Марья и забавы

Марья и забавы

Несмотря на свой совершенно не бурный темперамент Инночка слыла в нашем кругу шикарным массовиком-затейником. Я до сих пор с благодарностью вспоминаю свой юбилей, ведущим которого она была. Время от времени она устраивала всяческие мероприятия, куда звала своих однокурсников, одноклассников и просто друзей и приятелей. Круг общения Инны в те времена был огромен. На её  вечеринки и мероприятия она звала зачастую по двадцать-тридцать человек.  Потому  сборища сии  очень часто принимали форму пикников в парках  и просто коллективных гуляний.
Одним из подобных мероприятий, проводимых ею почти ежегодно, была встреча весны на Масленицу. Инна собирала разношёрстный народ в парке Гагарина, где раскрывалась как яркая и интересная ведущая. Конкурсы у неё были всегда «в тему»  и никого не напрягали. 
На одной из таких Маслениц я и столкнулась зимой тринадцатого года  с Марьей. 
Попала я в парк  Гагарина в тот день практически «с корабля на бал», Инна вызвонила меня, в момент, когда я мылась в тазике, приехав с вокзала после практически суток поезда. 
- Окей, я буду, - согласилась я,- возблагодарив Бога, что сегодня мне не придется весь день  тоскливо сидеть в интернете, размышляя о том, какое я ничтожество, и что же мне с этим делать
Когда я наконец нашла народ, столпившийся в глубине парка, веселье было уже  в  разгаре. Народ ел принесенные кем-то блины и разливал чай из термосов. Все смеялись, но я себя чувствовала потерянной, потому что среди этой огромной толпы знакомых лиц я почти не видела. И тут вдали промелькнула до боли знакомая белая меховая шапка. Ух ты, эта фифа тоже здесь! И чувство одиночества сразу покинуло меня, не успев даже толком приблизиться.

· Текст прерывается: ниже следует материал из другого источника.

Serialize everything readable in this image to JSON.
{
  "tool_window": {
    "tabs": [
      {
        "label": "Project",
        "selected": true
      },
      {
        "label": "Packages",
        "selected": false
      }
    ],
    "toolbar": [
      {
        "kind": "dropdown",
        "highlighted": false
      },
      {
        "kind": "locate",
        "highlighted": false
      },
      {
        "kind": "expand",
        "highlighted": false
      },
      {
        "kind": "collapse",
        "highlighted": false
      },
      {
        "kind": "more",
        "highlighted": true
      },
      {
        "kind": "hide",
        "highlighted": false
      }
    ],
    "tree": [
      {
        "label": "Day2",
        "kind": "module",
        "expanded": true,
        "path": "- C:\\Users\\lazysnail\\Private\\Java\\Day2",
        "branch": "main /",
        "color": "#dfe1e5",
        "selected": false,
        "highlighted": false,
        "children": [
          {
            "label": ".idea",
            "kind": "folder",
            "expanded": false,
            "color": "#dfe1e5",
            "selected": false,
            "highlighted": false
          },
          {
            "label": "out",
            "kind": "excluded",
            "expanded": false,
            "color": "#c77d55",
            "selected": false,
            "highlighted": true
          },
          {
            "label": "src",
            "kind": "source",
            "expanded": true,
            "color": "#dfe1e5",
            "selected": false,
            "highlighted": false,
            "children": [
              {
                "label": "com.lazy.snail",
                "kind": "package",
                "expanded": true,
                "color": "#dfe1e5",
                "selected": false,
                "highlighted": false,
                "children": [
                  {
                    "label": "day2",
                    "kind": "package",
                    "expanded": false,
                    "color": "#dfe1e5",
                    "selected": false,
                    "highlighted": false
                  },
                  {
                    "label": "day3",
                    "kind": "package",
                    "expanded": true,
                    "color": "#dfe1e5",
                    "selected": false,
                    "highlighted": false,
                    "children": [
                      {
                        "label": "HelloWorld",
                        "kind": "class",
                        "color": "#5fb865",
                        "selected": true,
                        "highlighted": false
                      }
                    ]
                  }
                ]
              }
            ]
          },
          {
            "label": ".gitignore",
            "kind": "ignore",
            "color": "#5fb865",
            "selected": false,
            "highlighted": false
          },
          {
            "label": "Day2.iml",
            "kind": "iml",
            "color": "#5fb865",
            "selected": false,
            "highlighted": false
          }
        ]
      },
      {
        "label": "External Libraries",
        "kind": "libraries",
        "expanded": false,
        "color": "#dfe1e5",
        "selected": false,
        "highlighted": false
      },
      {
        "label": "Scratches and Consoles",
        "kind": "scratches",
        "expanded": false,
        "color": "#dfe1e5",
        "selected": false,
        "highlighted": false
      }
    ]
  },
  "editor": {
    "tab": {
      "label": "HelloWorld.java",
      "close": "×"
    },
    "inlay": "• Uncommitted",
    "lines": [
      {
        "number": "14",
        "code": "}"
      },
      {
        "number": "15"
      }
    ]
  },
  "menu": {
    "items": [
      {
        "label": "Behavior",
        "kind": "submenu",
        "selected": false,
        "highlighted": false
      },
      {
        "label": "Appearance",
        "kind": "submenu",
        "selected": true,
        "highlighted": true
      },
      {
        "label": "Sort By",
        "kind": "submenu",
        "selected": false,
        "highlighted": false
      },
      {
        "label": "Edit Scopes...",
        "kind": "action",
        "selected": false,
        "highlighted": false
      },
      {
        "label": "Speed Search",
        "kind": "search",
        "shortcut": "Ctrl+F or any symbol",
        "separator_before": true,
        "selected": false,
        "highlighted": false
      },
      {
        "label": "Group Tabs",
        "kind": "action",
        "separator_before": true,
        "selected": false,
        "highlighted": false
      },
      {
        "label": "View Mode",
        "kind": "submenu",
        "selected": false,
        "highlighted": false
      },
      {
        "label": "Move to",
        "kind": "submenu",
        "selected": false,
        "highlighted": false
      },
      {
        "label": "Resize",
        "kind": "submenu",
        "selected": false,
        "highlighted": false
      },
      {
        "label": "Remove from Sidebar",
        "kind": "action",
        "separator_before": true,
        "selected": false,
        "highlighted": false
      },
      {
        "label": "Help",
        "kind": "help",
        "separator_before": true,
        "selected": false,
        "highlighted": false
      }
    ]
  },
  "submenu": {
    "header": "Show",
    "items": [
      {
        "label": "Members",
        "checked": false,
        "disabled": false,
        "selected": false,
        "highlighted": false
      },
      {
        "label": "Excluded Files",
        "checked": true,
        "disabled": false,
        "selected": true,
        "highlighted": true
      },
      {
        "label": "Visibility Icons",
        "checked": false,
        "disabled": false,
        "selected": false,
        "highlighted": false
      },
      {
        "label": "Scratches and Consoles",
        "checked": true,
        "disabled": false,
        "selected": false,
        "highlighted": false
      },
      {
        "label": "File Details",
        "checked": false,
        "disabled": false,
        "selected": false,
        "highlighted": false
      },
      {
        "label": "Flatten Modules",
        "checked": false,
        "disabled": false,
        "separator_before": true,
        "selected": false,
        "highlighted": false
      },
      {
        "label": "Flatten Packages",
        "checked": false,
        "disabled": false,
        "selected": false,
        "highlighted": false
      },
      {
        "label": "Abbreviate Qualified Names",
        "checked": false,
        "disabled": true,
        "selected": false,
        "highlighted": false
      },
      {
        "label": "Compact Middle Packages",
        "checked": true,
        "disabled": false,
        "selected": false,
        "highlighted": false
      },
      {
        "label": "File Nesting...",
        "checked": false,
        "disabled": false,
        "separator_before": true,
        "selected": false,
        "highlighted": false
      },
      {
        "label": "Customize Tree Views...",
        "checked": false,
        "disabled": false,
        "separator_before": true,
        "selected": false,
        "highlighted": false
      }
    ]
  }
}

Внезапно Инна почувствовала, что с заходом солнца за облака стало вдруг гораздо холоднее, и решила разогреть народ какой-нибудь активной забавой. 
- Сейчас у нас будет перетягивание каната! – громко объявила она.- Нам нужны  восемь добровольцев. 
Я решила, что мне как раз нужно немного согреться и вызвалась поучаствовать. Машку в свою очередь тоже задействовали в противоположной команде. Нас было четверо в каждой группе – двое парней и двое девочек. На самом  же деле оказалось, что распределение сил вышло не совсем честным. Сделала нас противоположная сторона легко. И не потому что мальчишки в нашей команде были хилее, совсем  нет! Исход битвы решила Машка, которая с криком, достойным её тёзки Шараповой, диким рывком в последний момент утащила канат на себя с такой силой, что попадали не только мы, но и народ из её команды. Короче в противоположной команде  фактически было ТРИ мальчика.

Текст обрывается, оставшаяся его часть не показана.